The Cloudbet Blog has written before about how to earn free crypto from defi projects.
The stable yet decentralised nature of DAI provides the opportunity for it to become increasingly adopted for working capital, hedging, collateralised loans, savings, cross-border transactions, e-commerce, digital art, gaming, prediction markets and more.
Interestingly, it has witnessed particular popularity in the Latin American market. Faced with struggling economies, hyperinflation, and capital controls, people throughout Latin America have begun turning to crypto as an alternative to failing domestic fiat currencies.
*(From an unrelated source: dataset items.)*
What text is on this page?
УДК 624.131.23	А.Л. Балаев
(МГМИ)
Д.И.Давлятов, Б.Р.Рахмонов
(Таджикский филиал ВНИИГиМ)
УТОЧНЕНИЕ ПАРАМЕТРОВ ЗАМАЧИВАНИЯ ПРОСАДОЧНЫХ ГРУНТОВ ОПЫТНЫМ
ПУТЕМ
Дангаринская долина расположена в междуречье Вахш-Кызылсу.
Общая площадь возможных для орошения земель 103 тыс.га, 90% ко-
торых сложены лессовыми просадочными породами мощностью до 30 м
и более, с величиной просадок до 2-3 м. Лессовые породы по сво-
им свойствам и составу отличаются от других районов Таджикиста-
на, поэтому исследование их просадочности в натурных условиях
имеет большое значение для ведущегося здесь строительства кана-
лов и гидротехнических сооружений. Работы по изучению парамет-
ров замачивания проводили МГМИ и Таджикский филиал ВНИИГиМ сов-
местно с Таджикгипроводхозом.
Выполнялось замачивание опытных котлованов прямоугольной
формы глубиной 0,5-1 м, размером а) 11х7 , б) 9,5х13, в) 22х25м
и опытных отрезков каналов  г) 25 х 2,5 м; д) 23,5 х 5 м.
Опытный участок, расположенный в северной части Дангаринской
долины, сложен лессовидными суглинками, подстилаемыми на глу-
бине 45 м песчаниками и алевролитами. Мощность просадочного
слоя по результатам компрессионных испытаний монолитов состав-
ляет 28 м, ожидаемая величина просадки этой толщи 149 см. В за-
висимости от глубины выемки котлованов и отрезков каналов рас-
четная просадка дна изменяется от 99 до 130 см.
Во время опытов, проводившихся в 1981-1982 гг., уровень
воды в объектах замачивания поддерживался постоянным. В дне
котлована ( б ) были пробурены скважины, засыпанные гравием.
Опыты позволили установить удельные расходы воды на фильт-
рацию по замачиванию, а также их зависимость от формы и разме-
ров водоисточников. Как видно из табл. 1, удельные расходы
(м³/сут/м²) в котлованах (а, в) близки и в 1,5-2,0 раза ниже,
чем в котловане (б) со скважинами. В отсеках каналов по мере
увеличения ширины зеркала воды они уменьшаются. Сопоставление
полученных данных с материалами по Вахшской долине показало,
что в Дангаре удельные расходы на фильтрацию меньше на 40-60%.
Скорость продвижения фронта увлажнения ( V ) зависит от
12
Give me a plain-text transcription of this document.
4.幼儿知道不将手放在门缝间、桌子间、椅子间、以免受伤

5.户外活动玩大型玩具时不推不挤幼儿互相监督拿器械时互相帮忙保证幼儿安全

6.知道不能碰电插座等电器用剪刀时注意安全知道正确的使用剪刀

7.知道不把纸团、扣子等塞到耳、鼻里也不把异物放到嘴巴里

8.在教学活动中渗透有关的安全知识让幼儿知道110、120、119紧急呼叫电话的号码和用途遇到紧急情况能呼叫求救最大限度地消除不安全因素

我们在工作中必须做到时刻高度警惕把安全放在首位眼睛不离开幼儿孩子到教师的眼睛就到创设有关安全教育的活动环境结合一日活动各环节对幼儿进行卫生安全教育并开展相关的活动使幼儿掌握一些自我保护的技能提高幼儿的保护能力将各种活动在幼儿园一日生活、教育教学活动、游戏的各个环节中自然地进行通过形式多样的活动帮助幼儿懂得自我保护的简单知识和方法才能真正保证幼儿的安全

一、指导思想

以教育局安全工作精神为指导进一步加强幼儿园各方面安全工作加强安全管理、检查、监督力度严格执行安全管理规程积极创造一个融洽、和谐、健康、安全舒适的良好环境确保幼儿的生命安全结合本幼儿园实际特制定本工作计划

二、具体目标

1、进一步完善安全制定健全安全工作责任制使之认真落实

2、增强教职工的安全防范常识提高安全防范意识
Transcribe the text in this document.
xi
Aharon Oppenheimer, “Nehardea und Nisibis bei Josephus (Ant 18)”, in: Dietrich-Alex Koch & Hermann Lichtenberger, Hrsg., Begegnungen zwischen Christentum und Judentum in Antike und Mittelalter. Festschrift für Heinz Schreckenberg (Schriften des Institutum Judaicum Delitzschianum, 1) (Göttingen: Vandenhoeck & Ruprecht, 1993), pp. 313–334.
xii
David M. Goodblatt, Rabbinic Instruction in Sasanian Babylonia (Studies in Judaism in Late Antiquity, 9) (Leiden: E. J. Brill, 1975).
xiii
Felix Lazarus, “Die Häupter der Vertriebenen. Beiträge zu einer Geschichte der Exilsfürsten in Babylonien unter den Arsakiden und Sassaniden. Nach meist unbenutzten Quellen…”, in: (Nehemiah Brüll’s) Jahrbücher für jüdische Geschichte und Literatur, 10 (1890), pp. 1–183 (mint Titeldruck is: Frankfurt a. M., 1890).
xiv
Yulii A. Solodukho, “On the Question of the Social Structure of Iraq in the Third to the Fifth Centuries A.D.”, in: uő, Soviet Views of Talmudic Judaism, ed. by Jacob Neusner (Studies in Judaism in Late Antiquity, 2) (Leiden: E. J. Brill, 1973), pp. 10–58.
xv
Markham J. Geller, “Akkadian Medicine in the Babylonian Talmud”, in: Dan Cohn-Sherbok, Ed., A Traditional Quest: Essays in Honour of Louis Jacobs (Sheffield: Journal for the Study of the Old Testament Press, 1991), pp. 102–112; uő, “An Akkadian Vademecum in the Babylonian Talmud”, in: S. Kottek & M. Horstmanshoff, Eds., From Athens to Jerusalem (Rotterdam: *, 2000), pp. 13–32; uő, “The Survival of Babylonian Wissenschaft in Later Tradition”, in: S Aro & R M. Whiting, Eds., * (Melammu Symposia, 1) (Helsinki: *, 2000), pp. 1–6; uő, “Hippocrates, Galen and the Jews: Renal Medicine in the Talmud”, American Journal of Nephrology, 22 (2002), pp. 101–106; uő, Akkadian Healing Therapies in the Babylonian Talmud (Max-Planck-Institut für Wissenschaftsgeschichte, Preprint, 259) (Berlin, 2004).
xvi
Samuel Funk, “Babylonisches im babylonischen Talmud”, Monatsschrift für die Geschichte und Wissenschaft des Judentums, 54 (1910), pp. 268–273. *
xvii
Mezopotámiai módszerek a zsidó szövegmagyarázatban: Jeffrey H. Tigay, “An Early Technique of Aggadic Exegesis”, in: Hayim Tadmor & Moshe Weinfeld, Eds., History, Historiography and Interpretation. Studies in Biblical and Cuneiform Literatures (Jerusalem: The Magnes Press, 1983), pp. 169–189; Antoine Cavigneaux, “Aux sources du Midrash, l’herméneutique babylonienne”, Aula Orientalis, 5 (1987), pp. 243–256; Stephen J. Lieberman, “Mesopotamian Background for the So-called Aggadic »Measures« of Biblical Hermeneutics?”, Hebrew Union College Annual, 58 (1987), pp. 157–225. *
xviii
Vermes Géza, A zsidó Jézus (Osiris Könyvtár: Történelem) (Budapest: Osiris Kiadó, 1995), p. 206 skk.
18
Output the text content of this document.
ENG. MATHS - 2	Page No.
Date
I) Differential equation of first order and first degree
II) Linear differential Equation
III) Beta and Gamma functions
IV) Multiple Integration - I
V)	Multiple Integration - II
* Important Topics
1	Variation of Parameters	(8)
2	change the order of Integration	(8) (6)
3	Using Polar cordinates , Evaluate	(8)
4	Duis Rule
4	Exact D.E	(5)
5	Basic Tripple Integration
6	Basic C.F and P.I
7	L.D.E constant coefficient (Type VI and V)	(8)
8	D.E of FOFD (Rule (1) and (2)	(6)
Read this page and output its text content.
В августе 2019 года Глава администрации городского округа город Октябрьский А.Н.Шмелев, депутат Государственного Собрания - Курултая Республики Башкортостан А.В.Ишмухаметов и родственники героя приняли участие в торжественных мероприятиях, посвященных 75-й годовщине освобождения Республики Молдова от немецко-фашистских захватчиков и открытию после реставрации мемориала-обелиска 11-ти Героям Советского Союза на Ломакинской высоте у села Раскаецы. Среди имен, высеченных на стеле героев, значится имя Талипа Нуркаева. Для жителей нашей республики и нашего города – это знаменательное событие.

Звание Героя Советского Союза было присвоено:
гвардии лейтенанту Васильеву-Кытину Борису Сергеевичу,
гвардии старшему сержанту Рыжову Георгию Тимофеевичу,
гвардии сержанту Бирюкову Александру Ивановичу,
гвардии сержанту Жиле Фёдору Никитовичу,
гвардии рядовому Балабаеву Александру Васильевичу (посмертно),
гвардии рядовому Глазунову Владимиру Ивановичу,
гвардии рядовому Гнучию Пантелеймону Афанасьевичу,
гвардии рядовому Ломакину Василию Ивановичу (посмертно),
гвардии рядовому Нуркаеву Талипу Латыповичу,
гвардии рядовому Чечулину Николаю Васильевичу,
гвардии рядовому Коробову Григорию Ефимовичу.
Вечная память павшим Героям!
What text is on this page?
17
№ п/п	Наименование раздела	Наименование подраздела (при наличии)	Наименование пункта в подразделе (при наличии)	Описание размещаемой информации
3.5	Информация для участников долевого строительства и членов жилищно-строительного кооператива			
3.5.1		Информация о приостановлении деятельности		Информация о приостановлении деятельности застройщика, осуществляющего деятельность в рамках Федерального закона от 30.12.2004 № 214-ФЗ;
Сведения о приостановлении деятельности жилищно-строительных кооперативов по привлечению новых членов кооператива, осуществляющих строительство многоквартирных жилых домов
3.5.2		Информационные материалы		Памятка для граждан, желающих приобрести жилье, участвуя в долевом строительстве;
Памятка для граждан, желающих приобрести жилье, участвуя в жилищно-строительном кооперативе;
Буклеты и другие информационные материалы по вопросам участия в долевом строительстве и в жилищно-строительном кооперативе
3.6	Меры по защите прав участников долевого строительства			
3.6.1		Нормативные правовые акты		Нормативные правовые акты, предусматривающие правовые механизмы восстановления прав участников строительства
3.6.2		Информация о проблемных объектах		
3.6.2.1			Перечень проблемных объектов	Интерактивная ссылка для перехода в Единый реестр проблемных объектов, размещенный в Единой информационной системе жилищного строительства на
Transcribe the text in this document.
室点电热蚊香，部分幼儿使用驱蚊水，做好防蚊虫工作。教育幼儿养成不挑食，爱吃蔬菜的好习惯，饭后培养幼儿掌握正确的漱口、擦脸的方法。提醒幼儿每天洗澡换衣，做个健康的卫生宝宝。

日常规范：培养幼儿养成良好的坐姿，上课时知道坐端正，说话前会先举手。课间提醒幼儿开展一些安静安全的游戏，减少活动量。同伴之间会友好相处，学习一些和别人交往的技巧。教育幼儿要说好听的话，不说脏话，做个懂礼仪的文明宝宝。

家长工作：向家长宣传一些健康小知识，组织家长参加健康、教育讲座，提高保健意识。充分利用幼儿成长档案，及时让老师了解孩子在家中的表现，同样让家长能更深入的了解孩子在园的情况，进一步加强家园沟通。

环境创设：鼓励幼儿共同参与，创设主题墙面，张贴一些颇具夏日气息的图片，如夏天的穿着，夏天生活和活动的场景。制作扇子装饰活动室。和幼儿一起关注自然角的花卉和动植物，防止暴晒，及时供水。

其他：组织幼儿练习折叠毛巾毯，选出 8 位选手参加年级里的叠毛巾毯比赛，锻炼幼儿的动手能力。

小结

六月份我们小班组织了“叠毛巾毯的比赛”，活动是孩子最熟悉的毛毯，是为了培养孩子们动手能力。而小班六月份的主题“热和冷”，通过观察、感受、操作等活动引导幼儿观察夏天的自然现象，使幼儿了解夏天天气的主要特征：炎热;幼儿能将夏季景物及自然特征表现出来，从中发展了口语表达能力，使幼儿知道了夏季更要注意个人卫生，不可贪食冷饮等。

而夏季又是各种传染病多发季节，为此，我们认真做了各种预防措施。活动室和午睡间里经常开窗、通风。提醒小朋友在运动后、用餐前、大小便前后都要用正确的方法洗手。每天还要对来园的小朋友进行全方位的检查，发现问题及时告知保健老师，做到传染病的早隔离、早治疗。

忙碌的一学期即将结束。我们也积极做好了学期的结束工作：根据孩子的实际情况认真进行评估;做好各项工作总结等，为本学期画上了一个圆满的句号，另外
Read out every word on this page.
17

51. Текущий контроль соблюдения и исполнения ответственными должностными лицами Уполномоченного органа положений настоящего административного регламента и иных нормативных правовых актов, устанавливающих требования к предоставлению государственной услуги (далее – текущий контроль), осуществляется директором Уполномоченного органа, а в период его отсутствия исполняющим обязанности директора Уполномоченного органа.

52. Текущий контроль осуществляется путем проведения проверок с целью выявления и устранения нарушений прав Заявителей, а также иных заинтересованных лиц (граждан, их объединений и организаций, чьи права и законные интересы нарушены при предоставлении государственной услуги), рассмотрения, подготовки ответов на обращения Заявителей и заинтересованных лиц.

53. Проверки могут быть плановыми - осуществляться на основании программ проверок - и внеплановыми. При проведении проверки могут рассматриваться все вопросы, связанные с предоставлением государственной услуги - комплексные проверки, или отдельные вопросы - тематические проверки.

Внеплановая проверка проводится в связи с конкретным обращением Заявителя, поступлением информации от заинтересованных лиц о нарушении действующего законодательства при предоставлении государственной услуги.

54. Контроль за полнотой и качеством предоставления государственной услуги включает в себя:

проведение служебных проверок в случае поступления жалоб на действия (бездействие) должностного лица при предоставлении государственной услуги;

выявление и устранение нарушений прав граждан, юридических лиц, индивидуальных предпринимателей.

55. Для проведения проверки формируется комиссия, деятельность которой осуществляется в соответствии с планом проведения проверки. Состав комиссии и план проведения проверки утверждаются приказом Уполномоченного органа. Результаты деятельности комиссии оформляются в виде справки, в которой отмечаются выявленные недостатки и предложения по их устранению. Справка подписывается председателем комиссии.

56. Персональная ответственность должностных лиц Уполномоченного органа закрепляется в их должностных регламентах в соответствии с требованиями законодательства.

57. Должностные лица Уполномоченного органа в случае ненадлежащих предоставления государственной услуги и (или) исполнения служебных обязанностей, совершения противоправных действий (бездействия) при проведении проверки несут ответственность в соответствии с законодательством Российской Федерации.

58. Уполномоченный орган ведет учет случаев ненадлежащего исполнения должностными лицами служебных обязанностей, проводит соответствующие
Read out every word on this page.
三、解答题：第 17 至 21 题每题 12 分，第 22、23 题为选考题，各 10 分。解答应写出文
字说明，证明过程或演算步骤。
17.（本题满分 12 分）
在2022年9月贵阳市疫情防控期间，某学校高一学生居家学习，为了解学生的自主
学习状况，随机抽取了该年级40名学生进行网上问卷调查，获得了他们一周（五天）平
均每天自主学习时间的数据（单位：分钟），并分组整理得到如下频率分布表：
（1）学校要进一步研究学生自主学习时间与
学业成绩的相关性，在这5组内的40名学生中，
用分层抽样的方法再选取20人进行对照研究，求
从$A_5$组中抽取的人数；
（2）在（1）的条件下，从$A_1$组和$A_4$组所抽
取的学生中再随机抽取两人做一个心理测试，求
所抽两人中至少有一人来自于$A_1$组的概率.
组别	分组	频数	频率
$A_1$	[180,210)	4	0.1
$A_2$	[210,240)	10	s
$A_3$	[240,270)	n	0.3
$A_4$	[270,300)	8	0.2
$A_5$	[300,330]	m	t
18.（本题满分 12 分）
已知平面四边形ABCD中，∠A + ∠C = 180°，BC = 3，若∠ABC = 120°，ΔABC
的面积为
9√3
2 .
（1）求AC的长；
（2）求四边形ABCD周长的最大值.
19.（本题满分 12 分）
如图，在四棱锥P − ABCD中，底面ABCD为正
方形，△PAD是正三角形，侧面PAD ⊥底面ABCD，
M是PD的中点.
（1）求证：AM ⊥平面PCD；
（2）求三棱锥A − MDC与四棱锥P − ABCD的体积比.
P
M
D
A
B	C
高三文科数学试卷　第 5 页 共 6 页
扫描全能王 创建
While cryptocurrencies are attractive, their volatility can be off-putting when compared to the safe haven of the US dollar. With such a clear need for a stable currency to protect people’s savings, which is also not subject to capital controls (unlike USD), DAI has emerged as an attractive store of value. Particularly so in Argentina, with trading volumes quadrupling in 2020 alone to over $20 million, and exchange and peer-to-peer platforms multiplying six-fold. This infrastructure and volume growth has allowed citizens to store their savings in DAI and convert back to their local currency as and when they need it, preserving as much value as possible, especially when combined with the DAI Savings Rate feature.
In the face of widespread currency devaluation, Latin America has embraced DAI, with mainstream adoption driven by real need and DAI providing an easy way to store value with a USD peg - a trend we may see repeated elsewhere in the years ahead.
The Maker Protocol allows users to generate DAI, a stable store of value that lives entirely on the Ethereum blockchain. DAI is a stablecoin that is not issued or administered by any centralised actor or trusted intermediary or counterparty. It provides stability in an otherwise volatile crypto market, the liquidity it requires, and the decentralised advantages and features for defi platforms and users that other stablecoins simply cannot provide. As a result, it is witnessing significant growth in adoption, both from the decentralised and traditional finance worlds.